In most federal fraud and abuse cases, civil monetary penalties are raised from $2,000 to $10,000. New practices are added to the list of outlawed activities, such as engaging in a pattern of upcoding to obtain higher payment. A physician who falsely certifies a person as eligible for home healthcare will be fined up to $5,000. Criminal penalties will be imposed for knowingly and willfully defrauding any health benefits program.
The HHS Secretary will establish a fraud and abuse data collection system for reporting final, adverse actions against healthcare providers, suppliers, or practitioners. Final adverse action includes civil judgments, a federal or state criminal conviction for a health offense, or actions by agencies responsible for medical licensing or certification. The term does not include malpractice, or settlements in which no finding of liability are made. Information supplied includes the name and tax identification number of a person subject to an adverse action, the name of any healthcare group with which the person is associated, the final action and whether it is on appeal, and a description of the evidence on which the final action is based. Procedures must be developed for protecting the privacy of healthcare consumers involved in cases reported in the system. System data will be reported on demand to healthcare providers, suppliers, and practitioners.

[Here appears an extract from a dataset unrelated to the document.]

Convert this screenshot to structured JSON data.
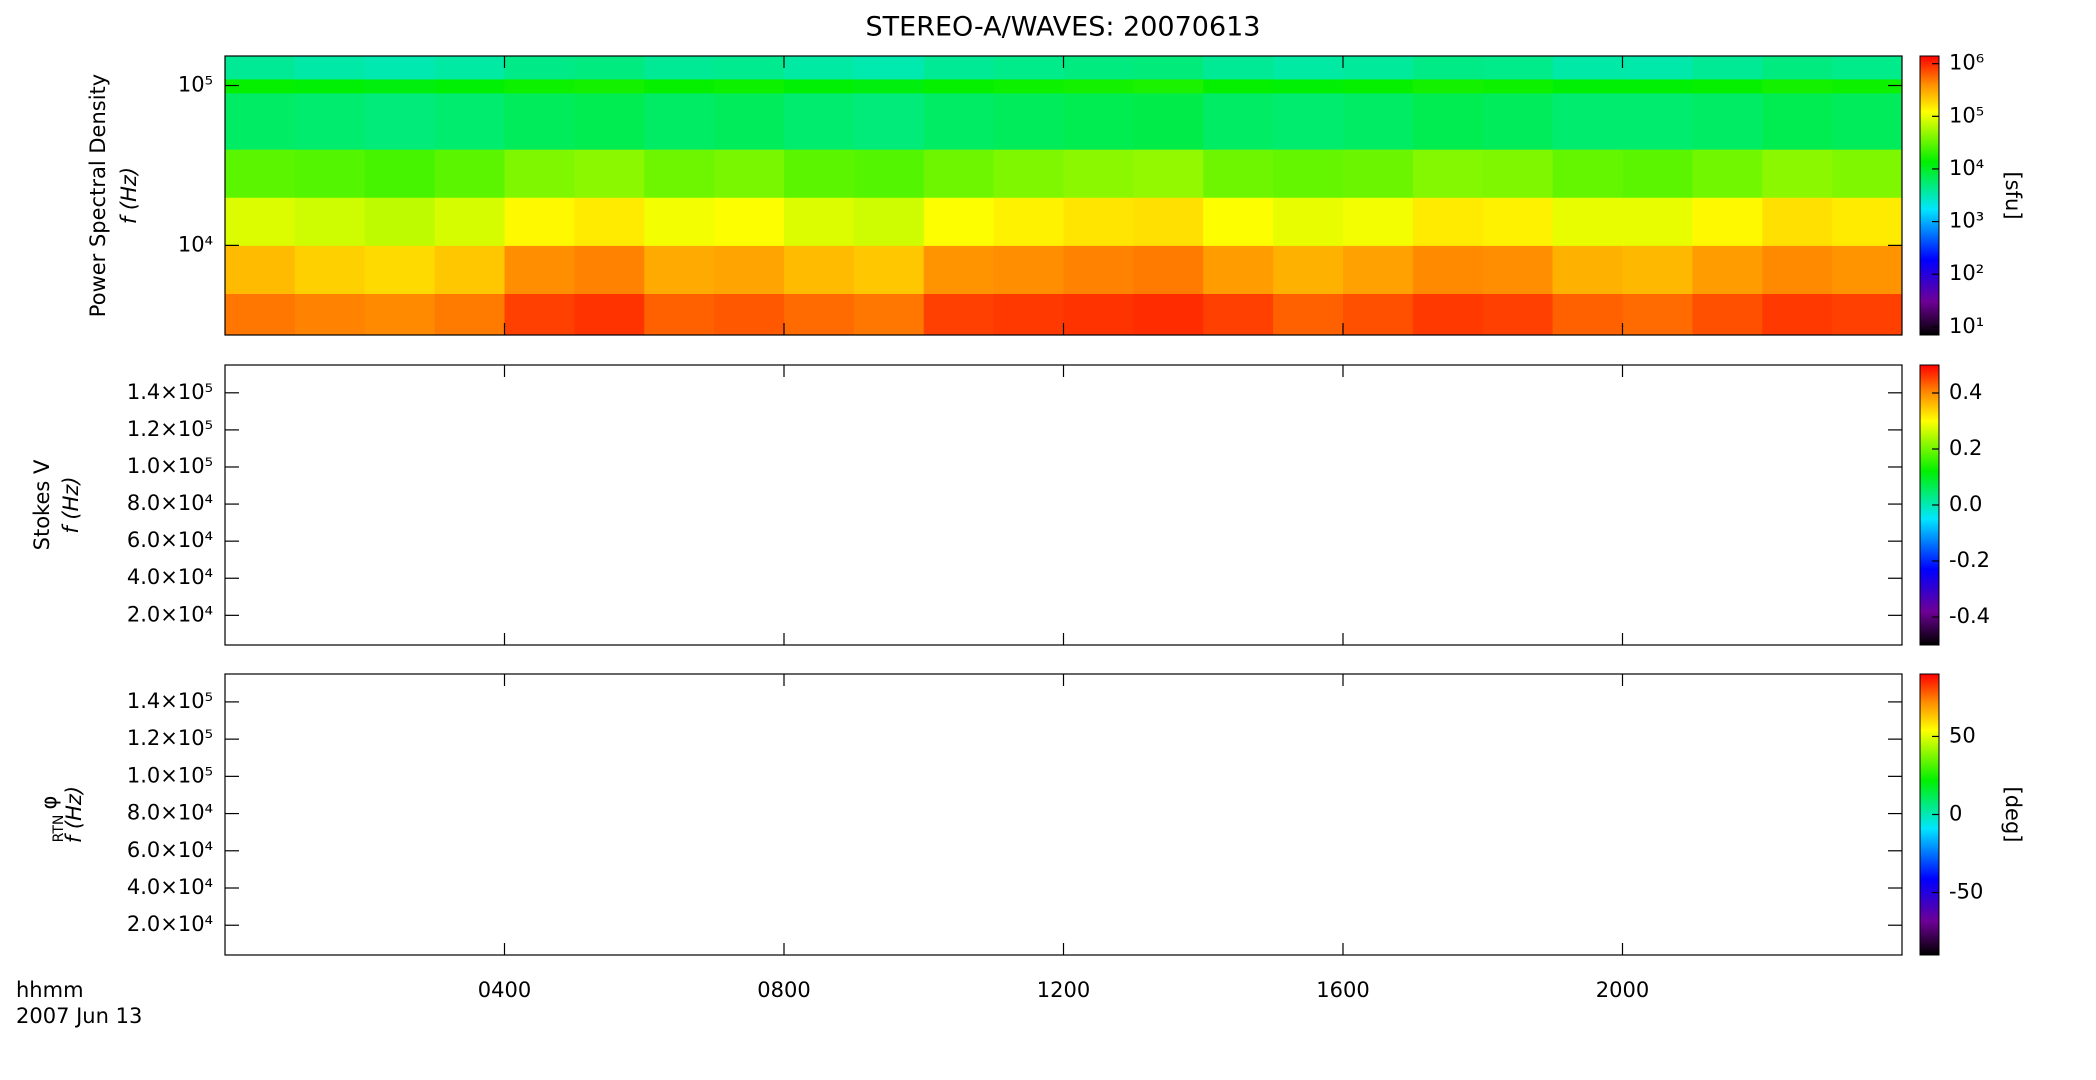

Medicare fiscal intermediaries and carriers will no longer conduct fraud and abuse monitoring or prevention activities. Qualified entities will perform activities to promote Medicare integrity, such as reviewing provider services, auditing cost reports, conducting provider and enrollee education on payment and quality assurance, and updating the list of durable medical equipment items subject to prior authorization. A consumer suggestions program will be established to encourage people to submit ideas for improving Medicare efficiency; the Secretary could reward people whose suggestions are adopted.